Finding nodes¶
Selectors are how you locate a Compose node in the semantics tree. The ComposeAutomator
exposes four families of selectors plus a handful of convenience overloads.
All selectors are non-waiting
Every findBy…/findOneBy… call is a single read against the current semantics
state. If you need to wait for a node to appear, use
waitForNode(...) instead.
By test tag¶
val nodes: List<AutomatorNode> = automator.findByTestTag("Submit")
val node: AutomatorNode? = automator.findOneByTestTag("Submit")

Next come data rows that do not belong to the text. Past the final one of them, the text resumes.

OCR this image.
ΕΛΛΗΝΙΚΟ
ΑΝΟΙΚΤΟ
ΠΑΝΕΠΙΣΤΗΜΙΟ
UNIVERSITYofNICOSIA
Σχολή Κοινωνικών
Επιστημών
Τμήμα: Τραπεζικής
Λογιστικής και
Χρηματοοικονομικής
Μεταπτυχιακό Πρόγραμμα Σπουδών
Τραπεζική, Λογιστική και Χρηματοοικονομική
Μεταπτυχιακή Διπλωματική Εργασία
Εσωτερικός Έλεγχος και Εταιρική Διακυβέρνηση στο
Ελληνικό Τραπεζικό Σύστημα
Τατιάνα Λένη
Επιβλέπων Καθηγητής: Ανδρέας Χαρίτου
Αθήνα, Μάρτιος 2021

This is the most reliable selector — it relies on a deliberate
Modifier.testTag("...") on the composable. Use it as your default.
@Composable
fun MyButton() {
Button(
onClick = { /* … */ },
modifier = Modifier.testTag("Submit"),
) {
Text("Submit")
}
}
By visible text¶
val nodes = automator.findByText("Submit") // exact, case-sensitive
val nodes = automator.findByText("Sub", exact = false) // substring, case-insensitive
val node = automator.findOneByText("Submit")
Or with the structured TextQuery:
import dev.sebastiano.spectre.core.TextQuery
val nodes = automator.findByText(
TextQuery.exact("Submit", ignoreCase = true)
)
TextQuery covers exact, substring, and case-insensitive variants. Prefer test tags
when the UI is yours — text matchers are brittle to copy changes and localisation.
By content description¶
Matches Modifier.semantics { contentDescription = "..." } — the Compose accessibility
hook. Use this for icon-only buttons that have no visible text but should be announced
to assistive tech.
By role¶
import androidx.compose.ui.semantics.Role
val buttons = automator.findByRole(Role.Button)
val checkboxes = automator.findByRole(Role.Checkbox)
Roles come from Modifier.semantics { role = Role.Button } (or, more often, are set
implicitly by the standard Material/Compose components). Use this for "all buttons in
this dialog" style assertions, not as a primary selector.
Working with the result¶
AutomatorNode exposes the bits you usually want:
| Property | Meaning |
|---|---|
node.testTag |
The Modifier.testTag value, or null. |
node.text |
First text on the node, or null. |
node.texts |
All text strings on the node. |
node.contentDescriptions |
All content-description strings. |
node.role |
The semantics role, or null. |
node.isFocused |
Focused state. |
node.isDisabled |
Disabled state. |
node.isSelected |
Selected state (toggleable/radio). |
node.editableText |
Current text-field value. |
node.boundsInWindow |
Layout bounds within the window's Compose surface. |
node.boundsOnScreen |
Bounds in screen coordinates (HiDPI-corrected). |
node.centerOnScreen |
Centre point in screen coordinates — what input helpers click. |
node.children |
Child nodes in the semantics tree. |
Use boundsOnScreen and centerOnScreen for screenshot regions or custom input. The
HiDpiMapper
handles macOS Retina, Windows DPI scaling (100/125/150/200%), and mixed-DPI multi-monitor
setups.
Walking the tree by hand¶
When you need more than the canonical selectors, drop down to
automator.tree() and walk it directly:
val secondWindow = automator.tree(windowIndex = 1)
val matching = secondWindow.allNodes()
.filter { it.isFocused && it.role == Role.Button }
AutomatorWindow.allNodes() returns every node in the window in tree order.
AutomatorWindow.roots() returns the top-level nodes only; from there you can recurse
through node.children to walk the tree manually.
Debugging¶
If a selector doesn't return what you expect, dump the tree:
You'll see every window, every node, and the test tags, text, and roles attached to them. This is usually the fastest way to find out whether the node simply isn't where you think it is, or hasn't been composed yet.